2. Wear your cape at work

Sporting a new color, a new piece of jewelry or a new tie at work are easy, subtle ways to let your creative side out, Mullin points out. “What we wear influences how we feel about ourselves,” she says.
Outside the office, have fun playing dress up like you did when you were a kid.
“If your job requires a uniform, let your style show on the weekend. If you have kids in your life, be their superhero for an afternoon and dress the part,” advises Mullin..

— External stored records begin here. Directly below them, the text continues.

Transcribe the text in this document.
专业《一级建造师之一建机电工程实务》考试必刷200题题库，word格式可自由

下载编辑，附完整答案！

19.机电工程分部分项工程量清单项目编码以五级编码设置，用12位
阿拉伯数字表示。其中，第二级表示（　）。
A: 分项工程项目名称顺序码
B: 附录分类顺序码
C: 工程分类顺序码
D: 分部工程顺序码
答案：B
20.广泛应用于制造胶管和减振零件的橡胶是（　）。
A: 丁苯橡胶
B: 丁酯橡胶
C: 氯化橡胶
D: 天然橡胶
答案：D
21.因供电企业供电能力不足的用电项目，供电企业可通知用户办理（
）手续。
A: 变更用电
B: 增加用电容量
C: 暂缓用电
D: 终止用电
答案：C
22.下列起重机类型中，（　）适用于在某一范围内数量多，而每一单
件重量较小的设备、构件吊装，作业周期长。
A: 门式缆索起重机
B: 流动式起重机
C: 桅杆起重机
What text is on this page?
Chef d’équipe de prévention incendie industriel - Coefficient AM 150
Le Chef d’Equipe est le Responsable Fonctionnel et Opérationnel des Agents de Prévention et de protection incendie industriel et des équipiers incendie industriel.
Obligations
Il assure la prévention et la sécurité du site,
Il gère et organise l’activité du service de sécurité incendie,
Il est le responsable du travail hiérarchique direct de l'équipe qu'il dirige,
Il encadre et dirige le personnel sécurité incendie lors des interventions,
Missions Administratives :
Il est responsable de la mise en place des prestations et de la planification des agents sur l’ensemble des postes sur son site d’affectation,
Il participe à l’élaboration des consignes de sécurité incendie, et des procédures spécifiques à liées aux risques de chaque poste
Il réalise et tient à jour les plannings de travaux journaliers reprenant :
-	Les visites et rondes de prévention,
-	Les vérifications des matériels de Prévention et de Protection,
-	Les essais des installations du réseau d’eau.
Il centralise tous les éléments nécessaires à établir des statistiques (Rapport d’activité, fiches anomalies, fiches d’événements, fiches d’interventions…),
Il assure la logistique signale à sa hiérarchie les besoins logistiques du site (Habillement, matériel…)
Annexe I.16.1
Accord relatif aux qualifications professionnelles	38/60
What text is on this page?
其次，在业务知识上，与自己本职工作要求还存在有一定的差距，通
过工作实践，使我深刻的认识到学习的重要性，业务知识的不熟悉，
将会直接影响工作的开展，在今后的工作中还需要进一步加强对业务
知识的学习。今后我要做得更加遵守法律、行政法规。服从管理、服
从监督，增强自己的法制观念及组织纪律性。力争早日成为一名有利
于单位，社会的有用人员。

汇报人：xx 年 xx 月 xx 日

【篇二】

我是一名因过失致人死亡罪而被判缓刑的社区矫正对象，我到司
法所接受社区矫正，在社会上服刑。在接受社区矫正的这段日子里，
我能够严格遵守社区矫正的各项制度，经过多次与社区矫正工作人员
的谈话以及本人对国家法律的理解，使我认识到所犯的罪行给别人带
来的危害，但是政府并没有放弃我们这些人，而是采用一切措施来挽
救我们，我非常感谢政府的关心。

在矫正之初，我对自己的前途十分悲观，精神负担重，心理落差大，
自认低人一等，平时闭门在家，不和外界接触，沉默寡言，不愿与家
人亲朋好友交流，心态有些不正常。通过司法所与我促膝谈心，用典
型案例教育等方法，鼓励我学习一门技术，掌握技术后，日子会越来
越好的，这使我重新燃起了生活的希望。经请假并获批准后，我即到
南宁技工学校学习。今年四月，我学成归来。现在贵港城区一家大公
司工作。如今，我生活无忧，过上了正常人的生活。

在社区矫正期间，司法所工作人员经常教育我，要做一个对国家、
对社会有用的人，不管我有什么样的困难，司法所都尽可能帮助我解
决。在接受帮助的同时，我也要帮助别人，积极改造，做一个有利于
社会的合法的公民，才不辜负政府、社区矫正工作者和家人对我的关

Instead of couch streaming, treat your brain to a real-time experience such as a day trip for two.

3. Go radio silent

A gesture as small as leaving your phone in your desk drawer at work during lunch will do wonders for your mental health. “You did this as a kid – hours without interruptions,” points out Mullin. It may take time to establish this new habit, she says, but once you do, you’ll find yourself looking forward to the freedom of a smart phone disconnect.

4. Actually play

“Just get out there and play,” Mullin says. Her recommendations include buying an adult board game and inviting people to your house and going out for trivia night at a pub.
When we forget to play and get lost in the logical side of adult life, she says, we shut down a vital part of what keeps us happy and balanced, wards off stress, and enables us to stay connected with others

Snack On This:

Bring out your playful self with a dance party at home, Mullin suggests. For the science behind the importance of play, Dr. Stuart Brown Ted’s Talk is worth a 20 minute snack-break.